Harrison says concern that transgender women will "dominate" cis-gender sportswomen and athletes comes from "ignorance".

"The majority of the arguments I hear is that they're bigger or they're taller, which is not always the case.

"Just because someone was born male does not necessarily mean they will excel at sport."

Harrison believes people like swimmer Michael Phelps, who has large feet and hands and double-jointed ankles, or 6'9" ice hockey player Zdeno Chara mean that in some cases sport is "not inherently fair" due to some people's "God-given abilities" that help them excel.

But Heather disagrees. She says that transgender women may sometimes have an advantage in sport.

"I don't think too many people are denying that we could potentially have an advantage," she says.

"If you're born male, you might have some advantages, we're going to be a little bit bigger, probably a little bit stronger."

'I can't miss another game with Team Trans'

Here in the UK, ice hockey clubs have been advised that trans people should "be welcomed and included without discrimination".

Winter sports have a positive track record for LGBT representation, with openly gay athletes competing for the USA in 2018.

Media playback is unsupported on your device
Media captionGus Kenworthy won silver for Team USA in Sochi

Geography means that Team Trans can't play together regularly, but Heather, Harrison and Alex are keen to reunite for more games in 2020.

"We're looking to do about two or maybe three events a year, which would be awesome," says Alex. "There are a lot of LGBT tournaments that we would like to play in."
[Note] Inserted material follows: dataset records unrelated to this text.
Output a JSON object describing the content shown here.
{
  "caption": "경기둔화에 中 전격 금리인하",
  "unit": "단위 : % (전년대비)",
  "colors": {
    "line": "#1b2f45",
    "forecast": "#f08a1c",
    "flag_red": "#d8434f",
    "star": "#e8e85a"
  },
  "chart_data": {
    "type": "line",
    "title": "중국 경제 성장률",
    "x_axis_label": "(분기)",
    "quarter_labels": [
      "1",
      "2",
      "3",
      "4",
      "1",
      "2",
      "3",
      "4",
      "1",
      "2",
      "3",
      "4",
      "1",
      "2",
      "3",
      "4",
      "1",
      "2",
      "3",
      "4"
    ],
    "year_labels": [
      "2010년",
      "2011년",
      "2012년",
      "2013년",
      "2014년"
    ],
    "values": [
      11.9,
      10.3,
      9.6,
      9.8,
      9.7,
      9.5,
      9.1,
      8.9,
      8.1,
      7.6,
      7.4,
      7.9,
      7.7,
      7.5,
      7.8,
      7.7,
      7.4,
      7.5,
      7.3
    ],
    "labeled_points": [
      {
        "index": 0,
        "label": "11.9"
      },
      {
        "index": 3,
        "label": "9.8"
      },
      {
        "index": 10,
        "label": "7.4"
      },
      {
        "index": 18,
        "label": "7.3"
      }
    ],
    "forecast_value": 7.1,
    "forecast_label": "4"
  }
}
Having retired from professional games, Harrison's games with Team Trans were only the third time he'd been on the ice in 2019. He hopes he can persuade the team to play a tournament on his "home turf" in Canada next year.

"It was really special and I'm happy that I was able to be part of that," he says.

And Heather says she'll join whenever the team plays next.

"I don't think I can miss another one," she says. "I feel so close to these people only having known them for a weekend."